House Presenters: Rep. Carmine Gentile (D) & Rep. David Vieira (R)
Senate Presenter: Senator James Eldridge (D)
Results from Last Session
In the 2017-2018 legislative session the We the People Act was reported favorably by two committees, and amended on the Senate floor, but it never received a vote in the House.
Despite strong opposition from the Senate leadership, fifteen senators stood firm in their support of Senator Eldridge’s original bill. All of them deserve a thank you for maintaining their strong support of the democratic process. Those fifteen senators were: James Eldridge, Mark Montigny, Michael Rush, John Keenan, Patrick O’Connor, Patricia Jehlen, Joan Lovely, Jason Lewis, Brendan Crighton, Julian Cyr, Paul Feeney, Adam Hinds, Barbara L’Italien, Walter Timilty, and Kathleen O’Connor Ives.

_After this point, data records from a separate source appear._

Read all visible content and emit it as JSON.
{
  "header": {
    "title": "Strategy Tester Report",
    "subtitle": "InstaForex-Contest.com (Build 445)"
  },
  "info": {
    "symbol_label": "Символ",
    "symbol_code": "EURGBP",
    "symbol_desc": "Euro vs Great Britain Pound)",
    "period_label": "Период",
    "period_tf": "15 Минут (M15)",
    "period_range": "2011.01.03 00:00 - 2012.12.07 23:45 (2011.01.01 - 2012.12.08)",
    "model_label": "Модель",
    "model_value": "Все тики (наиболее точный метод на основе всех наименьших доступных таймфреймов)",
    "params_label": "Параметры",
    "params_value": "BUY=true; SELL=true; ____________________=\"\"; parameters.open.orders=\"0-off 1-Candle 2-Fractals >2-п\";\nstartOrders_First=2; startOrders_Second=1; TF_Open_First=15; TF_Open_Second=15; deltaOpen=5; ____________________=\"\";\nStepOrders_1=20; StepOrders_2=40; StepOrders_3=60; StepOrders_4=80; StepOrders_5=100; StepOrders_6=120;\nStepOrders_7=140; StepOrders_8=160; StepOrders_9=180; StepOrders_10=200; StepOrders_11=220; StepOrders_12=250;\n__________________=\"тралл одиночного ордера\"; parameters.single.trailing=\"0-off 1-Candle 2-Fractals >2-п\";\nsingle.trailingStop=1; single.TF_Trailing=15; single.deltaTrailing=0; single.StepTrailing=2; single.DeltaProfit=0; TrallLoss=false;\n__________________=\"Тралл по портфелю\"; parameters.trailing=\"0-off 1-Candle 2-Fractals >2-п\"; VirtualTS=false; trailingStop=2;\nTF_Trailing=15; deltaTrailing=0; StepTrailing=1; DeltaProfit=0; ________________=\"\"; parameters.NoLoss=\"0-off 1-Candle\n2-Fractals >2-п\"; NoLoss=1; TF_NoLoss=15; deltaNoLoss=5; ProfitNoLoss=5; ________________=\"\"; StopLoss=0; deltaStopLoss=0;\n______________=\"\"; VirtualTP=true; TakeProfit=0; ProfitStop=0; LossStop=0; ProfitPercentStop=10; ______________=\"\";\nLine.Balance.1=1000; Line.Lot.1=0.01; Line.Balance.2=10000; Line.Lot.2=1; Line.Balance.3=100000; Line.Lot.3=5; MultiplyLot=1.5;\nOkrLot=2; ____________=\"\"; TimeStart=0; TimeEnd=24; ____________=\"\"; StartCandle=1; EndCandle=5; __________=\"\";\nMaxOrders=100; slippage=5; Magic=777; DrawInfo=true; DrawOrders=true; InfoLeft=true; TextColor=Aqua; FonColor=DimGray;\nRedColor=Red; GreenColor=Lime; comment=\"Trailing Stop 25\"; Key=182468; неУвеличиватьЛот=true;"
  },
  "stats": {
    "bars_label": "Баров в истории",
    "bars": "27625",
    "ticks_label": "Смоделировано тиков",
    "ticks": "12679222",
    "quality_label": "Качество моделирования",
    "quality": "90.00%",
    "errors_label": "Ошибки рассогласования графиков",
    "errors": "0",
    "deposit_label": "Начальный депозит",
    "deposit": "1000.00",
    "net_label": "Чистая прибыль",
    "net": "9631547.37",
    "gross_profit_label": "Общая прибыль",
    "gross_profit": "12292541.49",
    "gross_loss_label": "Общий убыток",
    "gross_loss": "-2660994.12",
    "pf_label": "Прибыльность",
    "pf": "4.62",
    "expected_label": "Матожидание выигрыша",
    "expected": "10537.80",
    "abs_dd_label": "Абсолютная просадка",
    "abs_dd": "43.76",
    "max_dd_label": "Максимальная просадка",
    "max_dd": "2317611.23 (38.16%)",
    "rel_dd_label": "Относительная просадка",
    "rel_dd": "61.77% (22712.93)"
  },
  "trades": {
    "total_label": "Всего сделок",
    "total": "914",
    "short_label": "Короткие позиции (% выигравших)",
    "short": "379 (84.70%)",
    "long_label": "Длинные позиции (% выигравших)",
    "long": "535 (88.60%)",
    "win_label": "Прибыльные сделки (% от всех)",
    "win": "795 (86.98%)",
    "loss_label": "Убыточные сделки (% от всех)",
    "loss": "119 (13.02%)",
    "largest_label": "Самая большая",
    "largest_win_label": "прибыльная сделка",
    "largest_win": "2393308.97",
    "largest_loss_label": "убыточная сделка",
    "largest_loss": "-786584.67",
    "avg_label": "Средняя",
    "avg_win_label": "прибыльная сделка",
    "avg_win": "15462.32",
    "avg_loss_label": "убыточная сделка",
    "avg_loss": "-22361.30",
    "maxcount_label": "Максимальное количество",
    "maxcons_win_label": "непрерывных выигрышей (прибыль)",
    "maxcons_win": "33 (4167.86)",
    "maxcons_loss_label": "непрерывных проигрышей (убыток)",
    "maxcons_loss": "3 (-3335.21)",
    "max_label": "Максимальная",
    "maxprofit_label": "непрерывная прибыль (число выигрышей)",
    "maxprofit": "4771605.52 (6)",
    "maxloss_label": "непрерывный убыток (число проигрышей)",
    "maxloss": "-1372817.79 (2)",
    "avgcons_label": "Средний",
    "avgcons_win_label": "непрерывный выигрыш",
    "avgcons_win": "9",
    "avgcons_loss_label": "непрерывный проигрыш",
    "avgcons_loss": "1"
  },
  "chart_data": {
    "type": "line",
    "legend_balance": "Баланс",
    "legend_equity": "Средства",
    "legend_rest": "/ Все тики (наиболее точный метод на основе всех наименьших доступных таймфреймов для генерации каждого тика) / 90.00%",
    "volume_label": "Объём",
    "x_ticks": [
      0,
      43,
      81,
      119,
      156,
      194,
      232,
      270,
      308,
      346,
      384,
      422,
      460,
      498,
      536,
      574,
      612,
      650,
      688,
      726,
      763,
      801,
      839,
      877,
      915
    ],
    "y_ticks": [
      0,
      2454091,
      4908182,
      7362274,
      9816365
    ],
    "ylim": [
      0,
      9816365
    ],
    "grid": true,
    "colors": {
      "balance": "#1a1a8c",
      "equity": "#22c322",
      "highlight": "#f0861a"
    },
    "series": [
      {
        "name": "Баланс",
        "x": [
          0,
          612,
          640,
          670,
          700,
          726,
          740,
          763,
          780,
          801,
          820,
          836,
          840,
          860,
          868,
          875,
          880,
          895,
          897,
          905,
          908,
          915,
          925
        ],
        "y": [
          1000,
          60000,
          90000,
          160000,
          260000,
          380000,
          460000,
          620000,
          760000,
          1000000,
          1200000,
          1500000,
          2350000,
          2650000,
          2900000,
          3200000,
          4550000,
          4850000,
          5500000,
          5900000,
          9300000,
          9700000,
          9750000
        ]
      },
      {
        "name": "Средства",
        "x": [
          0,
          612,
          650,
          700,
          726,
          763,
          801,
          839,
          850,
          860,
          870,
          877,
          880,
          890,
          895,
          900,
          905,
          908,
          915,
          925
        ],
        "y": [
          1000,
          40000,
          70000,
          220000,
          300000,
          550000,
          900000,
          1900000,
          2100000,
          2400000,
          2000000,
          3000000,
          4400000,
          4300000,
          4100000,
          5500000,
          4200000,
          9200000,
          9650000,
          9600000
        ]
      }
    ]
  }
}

One positive observation is that the Senate did pass the amended bill that included both necessary planks of the amendment to the Constitution: 1) removing Constitutional rights from artificial entities, such as corporations, and 2) affirming that money spent in elections is not 1st Amendment protected free speech, to allow effective campaign finance laws to be enacted.
The Massachusetts legislature has twice in the past approved resolutions calling on Congress to propose an amendment related to the Supreme Court "Citizens United v FEC" but neither resolution specified these two key planks that must be in the amendment.